La sovranità costituzionale, la dissonanza cognitiva e un concilio di Nicea allo stadio.
POST DI BAZAAR
«Diffidate di quei cosmopoliti che vanno a cercare lontano nei loro libri i doveri che trascurano di svolgere nel loro ambiente. Quel tale filosofo ama i tartari per non essere costretto ad amare i suoi vicini.» Jean-Jacques Rousseau, Émile
Mentre
l’Unione Europea – espressione del capitalismo delle potenze
egemoniche
occidentali,
lentamente, come un boa, stritola l’Italia e gli italiani –
fenomeni macroscopici, per le dimensioni dell’impatto sociale o
mediatico, dividono, spaccano, l’opinione pubblica in due.
La
polarizzazione, nonostante gli sforzi dei media per creare
dialettiche falsate, tesi e antitesi solo fintamente contrappositive
che lasciano al governo
materiale delle forze economiche proseguire
la propria agenda politica al di là degli interessi generali e «al
riparo del processo elettorale»,
si articola da un lato in un pubblico più o meno incosciente che
però resiste
– e che si
ritiene, per ironia farsesca della Storia, perlopiù
“conservatore” – e
un pubblico che, a questa agenda politica, presta invece direttamente
o indirettamente sostegno. Quest’ultimo si ritiene perlopiù
progressista, e sulla sua “consapevolezza” sarà interessante
riflettere.
Entrambe
le fazioni portano avanti ideologicamente, di
fatto, un
pensiero (neo)liberale, nonostante la stragrande maggioranza delle
persone, in particolar modo nella fazione resistente e conservatrice,
rivendichi politiche e necessità di chiara matrice socialista:
intervento dello Stato al fine di aumentare le assunzioni nel
pubblico impiego, ripresa della crescita salariale
nell’amministrazione pubblica, espansione della servizio sanitario
nazionale, diminuzione dell’età pensionabile, supporto dello Stato
alla famiglia e altre, sacrosante, battaglie socialiste i cui
obiettivi furono perentoriamente iscritti in Costituzione e che
questa inderogabilmente prescrive.
Dall’altra
parte della barricata c’è quel blocco sociale guidato dalla
borghesia che vive nelle zone urbane centrali, tendenzialmente di
area liberal e
progressista, che ha avuto perlopiù vantaggi dall’agenda politica
eurounionista, o che ancora non ha subito le conseguenze di quello
che è a tutti gli effetti uno strangolamento
finanziario volto alla deindustrializzazione dell’Italia, alla
grande espropriazione dei patrimoni dei ceti medi e
alla definitiva mezzogiornificazione della penisola.

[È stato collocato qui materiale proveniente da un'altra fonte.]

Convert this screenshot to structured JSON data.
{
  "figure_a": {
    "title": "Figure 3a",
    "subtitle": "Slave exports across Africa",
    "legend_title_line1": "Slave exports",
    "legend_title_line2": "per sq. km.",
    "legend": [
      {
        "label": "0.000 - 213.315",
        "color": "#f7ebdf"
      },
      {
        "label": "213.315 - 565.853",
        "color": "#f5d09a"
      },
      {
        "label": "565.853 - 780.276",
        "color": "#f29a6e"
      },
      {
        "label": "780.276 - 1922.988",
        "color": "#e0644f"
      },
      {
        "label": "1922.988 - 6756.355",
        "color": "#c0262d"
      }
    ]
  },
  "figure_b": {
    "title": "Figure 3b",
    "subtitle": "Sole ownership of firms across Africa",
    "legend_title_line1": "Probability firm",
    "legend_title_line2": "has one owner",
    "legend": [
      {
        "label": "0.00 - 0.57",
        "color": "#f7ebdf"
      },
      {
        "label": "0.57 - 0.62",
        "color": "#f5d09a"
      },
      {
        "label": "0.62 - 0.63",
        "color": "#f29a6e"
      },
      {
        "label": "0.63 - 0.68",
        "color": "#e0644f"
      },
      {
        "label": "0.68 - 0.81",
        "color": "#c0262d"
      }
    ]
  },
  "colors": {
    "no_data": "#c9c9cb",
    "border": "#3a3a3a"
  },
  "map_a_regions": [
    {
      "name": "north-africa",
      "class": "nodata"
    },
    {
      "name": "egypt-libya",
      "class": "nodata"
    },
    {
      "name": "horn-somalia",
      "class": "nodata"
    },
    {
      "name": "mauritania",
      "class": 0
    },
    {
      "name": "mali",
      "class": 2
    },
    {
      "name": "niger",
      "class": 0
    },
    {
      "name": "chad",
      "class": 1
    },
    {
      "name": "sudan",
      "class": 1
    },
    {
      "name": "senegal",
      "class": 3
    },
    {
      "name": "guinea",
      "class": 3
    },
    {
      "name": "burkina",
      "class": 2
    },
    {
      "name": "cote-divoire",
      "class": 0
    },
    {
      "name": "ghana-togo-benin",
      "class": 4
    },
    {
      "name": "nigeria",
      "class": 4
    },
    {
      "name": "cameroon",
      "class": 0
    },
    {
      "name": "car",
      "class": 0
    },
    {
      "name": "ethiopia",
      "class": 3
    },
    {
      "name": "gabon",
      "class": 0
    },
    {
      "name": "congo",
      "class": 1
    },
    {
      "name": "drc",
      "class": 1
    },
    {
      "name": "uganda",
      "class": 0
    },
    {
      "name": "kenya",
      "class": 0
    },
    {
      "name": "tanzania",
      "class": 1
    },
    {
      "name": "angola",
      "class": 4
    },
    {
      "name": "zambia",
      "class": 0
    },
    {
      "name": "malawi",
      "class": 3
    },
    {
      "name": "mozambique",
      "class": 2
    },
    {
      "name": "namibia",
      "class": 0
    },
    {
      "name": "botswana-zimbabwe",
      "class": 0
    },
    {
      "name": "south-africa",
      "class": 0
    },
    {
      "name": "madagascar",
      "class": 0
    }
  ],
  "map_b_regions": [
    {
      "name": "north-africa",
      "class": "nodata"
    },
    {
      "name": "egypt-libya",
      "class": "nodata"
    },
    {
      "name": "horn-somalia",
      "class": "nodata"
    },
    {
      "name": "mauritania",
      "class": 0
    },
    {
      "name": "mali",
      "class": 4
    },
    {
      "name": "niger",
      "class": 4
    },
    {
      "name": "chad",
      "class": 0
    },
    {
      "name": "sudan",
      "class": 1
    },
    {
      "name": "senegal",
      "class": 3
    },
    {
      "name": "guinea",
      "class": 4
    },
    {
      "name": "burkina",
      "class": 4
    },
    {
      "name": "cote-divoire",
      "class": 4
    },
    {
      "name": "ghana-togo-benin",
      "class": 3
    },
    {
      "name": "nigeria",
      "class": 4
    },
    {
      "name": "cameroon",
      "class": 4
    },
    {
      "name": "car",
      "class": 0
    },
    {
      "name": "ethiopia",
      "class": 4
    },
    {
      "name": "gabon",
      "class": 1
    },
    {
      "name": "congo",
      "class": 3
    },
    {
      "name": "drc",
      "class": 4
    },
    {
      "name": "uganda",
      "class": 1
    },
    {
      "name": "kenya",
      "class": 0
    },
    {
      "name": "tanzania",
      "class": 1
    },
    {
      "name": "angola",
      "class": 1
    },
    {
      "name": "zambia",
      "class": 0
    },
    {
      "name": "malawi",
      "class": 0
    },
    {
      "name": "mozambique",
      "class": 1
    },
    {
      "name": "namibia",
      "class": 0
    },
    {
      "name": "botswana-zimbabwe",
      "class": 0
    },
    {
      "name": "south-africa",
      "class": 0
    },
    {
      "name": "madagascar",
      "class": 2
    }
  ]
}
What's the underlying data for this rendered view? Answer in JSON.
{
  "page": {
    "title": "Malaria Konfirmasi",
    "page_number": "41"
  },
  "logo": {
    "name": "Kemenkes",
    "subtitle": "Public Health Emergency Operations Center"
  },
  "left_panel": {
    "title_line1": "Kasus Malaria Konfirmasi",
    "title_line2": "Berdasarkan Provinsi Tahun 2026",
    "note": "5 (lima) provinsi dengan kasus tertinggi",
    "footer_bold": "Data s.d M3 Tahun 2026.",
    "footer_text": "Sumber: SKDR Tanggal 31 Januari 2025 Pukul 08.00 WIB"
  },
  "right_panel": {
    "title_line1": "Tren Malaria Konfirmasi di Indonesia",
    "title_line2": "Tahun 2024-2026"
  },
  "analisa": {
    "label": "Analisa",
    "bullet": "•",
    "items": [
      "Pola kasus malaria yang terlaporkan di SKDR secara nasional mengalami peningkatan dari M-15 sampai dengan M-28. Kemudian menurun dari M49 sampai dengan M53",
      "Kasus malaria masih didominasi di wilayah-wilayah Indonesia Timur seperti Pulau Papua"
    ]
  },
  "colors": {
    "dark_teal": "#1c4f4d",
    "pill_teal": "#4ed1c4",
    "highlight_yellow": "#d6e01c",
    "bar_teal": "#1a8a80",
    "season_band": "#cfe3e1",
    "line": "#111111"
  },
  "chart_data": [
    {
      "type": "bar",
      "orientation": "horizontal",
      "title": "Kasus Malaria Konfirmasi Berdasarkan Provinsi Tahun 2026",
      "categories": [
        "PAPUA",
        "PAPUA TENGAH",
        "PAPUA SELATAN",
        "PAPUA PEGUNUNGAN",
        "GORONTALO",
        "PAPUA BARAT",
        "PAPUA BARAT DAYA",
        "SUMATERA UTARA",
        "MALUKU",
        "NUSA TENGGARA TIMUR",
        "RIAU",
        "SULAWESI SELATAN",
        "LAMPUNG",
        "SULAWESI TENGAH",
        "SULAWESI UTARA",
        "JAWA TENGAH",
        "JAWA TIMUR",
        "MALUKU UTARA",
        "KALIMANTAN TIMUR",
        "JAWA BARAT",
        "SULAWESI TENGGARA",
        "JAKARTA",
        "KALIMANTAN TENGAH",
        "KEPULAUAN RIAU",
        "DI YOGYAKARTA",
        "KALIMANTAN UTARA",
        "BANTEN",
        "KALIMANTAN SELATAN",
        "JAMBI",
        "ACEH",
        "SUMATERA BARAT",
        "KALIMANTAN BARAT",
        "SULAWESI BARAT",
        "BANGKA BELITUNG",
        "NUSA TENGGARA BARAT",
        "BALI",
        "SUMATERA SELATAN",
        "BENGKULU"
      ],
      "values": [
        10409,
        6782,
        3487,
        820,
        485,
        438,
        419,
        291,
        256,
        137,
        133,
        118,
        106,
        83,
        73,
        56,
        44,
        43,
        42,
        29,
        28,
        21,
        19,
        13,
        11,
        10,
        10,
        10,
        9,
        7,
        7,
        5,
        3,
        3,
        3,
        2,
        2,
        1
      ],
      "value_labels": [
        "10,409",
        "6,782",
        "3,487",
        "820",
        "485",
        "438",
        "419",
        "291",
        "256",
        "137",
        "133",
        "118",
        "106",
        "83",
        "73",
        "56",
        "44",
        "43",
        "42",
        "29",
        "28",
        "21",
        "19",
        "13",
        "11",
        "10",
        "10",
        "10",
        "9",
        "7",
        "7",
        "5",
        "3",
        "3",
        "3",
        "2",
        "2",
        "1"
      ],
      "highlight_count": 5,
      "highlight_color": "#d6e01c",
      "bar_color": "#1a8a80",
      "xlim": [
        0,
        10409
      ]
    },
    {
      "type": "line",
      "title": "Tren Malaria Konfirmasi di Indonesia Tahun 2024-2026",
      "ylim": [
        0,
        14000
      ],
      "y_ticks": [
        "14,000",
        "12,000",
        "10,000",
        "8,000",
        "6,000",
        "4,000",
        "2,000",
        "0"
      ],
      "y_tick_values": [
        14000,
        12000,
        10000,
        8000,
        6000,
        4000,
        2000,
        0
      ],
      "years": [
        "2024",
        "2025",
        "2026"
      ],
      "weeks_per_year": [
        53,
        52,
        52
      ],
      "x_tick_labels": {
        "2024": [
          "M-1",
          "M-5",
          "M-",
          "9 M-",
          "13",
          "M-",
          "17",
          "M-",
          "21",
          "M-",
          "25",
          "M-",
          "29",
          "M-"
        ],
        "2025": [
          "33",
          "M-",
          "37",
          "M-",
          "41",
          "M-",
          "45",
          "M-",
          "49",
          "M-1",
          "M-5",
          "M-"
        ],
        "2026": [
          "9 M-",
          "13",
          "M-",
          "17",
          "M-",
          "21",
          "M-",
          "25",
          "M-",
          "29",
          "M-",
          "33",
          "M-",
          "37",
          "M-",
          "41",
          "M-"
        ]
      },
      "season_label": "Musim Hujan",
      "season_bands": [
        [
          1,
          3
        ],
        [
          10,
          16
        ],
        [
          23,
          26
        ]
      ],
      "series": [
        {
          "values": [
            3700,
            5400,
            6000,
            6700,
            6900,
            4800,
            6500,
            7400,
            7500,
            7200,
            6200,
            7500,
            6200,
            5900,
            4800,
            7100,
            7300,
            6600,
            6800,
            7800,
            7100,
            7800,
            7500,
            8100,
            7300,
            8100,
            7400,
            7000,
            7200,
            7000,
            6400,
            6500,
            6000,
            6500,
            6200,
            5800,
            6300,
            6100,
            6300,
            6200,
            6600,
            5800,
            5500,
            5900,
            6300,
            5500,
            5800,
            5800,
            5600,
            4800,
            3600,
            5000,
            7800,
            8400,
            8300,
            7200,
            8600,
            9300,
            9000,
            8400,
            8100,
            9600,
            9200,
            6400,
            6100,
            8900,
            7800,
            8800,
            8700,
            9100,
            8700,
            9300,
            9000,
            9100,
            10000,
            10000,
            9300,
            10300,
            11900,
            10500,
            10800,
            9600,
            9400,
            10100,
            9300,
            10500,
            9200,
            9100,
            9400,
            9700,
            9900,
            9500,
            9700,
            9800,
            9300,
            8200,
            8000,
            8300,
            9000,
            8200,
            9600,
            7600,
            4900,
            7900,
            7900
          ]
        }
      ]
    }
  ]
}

Nota: all’espropriazione economica consegue l’esproprio della
sovranità democratica.
Mentre
i dati macroeconomici sono
chiari nel
descrivere il progressivo impoverimento degli italiani e nel
delineare l’impressionante area di sofferenza sociale dovute alla
disoccupazione e alla privatizzazione dello Stato sociale,
l’interpretazione tra le due fazioni che abbiamo individuato è
completamente opposta: ciascuna è preoccupata come fosse in gioco la
propria vita (e giustamente, perché lo è), ma interpreta in modo
diametralmente opposto i fatti sociali. E, fin qui, nulla di
anormale. In definitiva, l’area progressista è identificabile da
chiari interessi di classe (antinomicamente “conservatori”, in
quanto difendono un privilegio) mentre i resistenti,
i “conservatori”, appartengono alle classi tendenzialmente
disagiate (e quindi in ricerca di “progresso” nella sicurezza
sociale ed economica).
Grosso
modo questi raggruppamenti delineano politicamente, ma anche a
livello di dibattito extraparlamentare, la destra conservatrice dalla
sinistra progressista: quindi abbiamo conservatori che rivendicano
progressismo sociale, e progressisti che rivendicano posizioni
socialmente conservatrici. Una complexio
oppositorum che
non mette in discussioni i dogmi (neo)liberali e la cui
contraddittorietà logica e dissonanza cognitiva si risolvono
nel bipensiero o
in forme di misticismo da curva sud.
L’inosservato
elefante nel corridoio è che le rivendicazioni socialiste non hanno
praticamente rappresentanti e interlocutori politici, i quali, salve
limitate eccezioni, abbracciano un pensiero politico che va dal
liberalismo conservatore a un liberalismo progressista, entrambi col
minimo comun denominatore del liberismo economico e di uno Stato se
non minimo non più che supplente (“i posti di lavoro mica li può
creare lo Stato” e slogan analoghi): Keynes e Marx non pervenuti.
Quello
però che ci incuriosisce è il dato socio-ideologico: ovvero quella
insanabile e inconciliabile spaccatura in seno alla società, non
solo italiana, per cui su qualsiasi tema il dibattito si divide tra
una sinistra progressista e una destra conservatrice, senza che la
vera posta in gioco, ossia le sottostanti dinamiche socioeconomiche,
riesca mai ad essere messa a fuoco in modo chiaro.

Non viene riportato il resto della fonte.